Reindeer herders in Russia's Far North have discovered yet another mysterious giant hole about 30 kilometers away from a similar one found days earlier.
Located in the permafrost of the subarctic Siberian region of Yamal, which means "end of the earth" in the local Nenets language, both craters appear to have been formed in recent years and have icy lakes at their bases.
Scientists who examined the first hole theorized that it could have been created when a mixture of water, salt and gas exploded underground, the Siberian Times news site reported.
The area, which has one of Russia's richest deposits of natural gas, was covered by sea about 10,000 years ago, and vast salt deposits were left behind.
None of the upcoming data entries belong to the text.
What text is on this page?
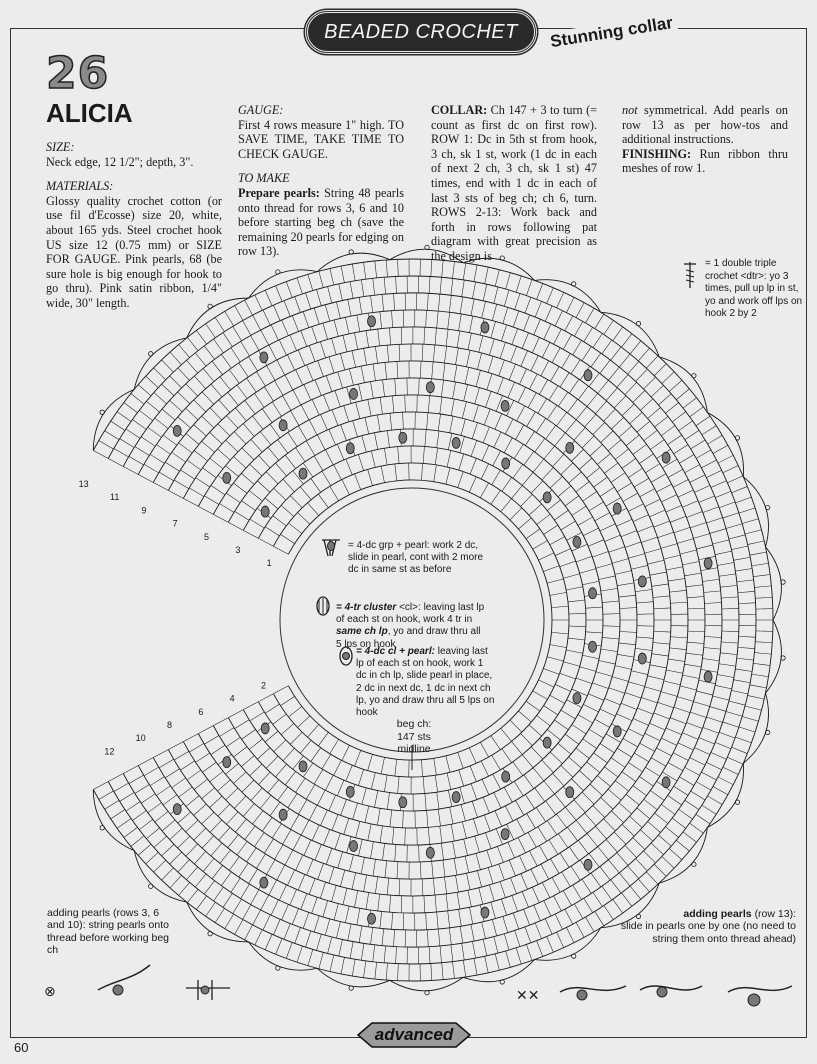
BEADED CROCHET Stunning collar
26
ALICIA

SIZE:

Neck edge, 12 1/2"; depth, 3".

MATERIALS:

Glossy quality crochet cotton (or use fil d'Ecosse) size 20, white, about 165 yds. Steel crochet hook US size 12 (0.75 mm) or SIZE FOR GAUGE. Pink pearls, 68 (be sure hole is big enough for hook to go thru). Pink satin ribbon, 1/4" wide, 30" length.

GAUGE:

First 4 rows measure 1" high. TO SAVE TIME, TAKE TIME TO CHECK GAUGE.

TO MAKE

Prepare pearls: String 48 pearls onto thread for rows 3, 6 and 10 before starting beg ch (save the remaining 20 pearls for edging on row 13).

COLLAR: Ch 147 + 3 to turn (= count as first dc on first row). ROW 1: Dc in 5th st from hook, 3 ch, sk 1 st, work (1 dc in each of next 2 ch, 3 ch, sk 1 st) 47 times, end with 1 dc in each of last 3 sts of beg ch; ch 6, turn. ROWS 2-13: Work back and forth in rows following pat diagram with great precision as the design is

not symmetrical. Add pearls on row 13 as per how-tos and additional instructions.

FINISHING: Run ribbon thru meshes of row 1.

⊗	✕✕
13
11
9
7
5
3
1
12
10
8
6
4
2
= 1 double triple crochet <dtr>: yo 3 times, pull up lp in st, yo and work off lps on hook 2 by 2
= 4-dc grp + pearl: work 2 dc, slide in pearl, cont with 2 more dc in same st as before
= 4-tr cluster <cl>: leaving last lp of each st on hook, work 4 tr in same ch lp, yo and draw thru all 5 lps on hook
= 4-dc cl + pearl: leaving last lp of each st on hook, work 1 dc in ch lp, slide pearl in place, 2 dc in next dc, 1 dc in next ch lp, yo and draw thru all 5 lps on hook
beg ch:
147 sts
midline
adding pearls (rows 3, 6 and 10): string pearls onto thread before working beg ch
adding pearls (row 13):
slide in pearls one by one (no need to string them onto thread ahead)
advanced
60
"Global warming, causing an alarming melt in the ice under the soil, released gas causing an effect like the popping of a Champagne cork," the news report said, citing an expert at the Subarctic Scientific Research Center.
The first hole is estimated to be about 50 meters wide and 70 meters deep, with water from melting permafrost cascading down its sides into the icy deposit below.
The second hole is "exactly" like the first one, but "much smaller," local lawmaker Mikhail Lapsui told the Interfax-Ural news agency. "Inside the crater itself, snow can be seen."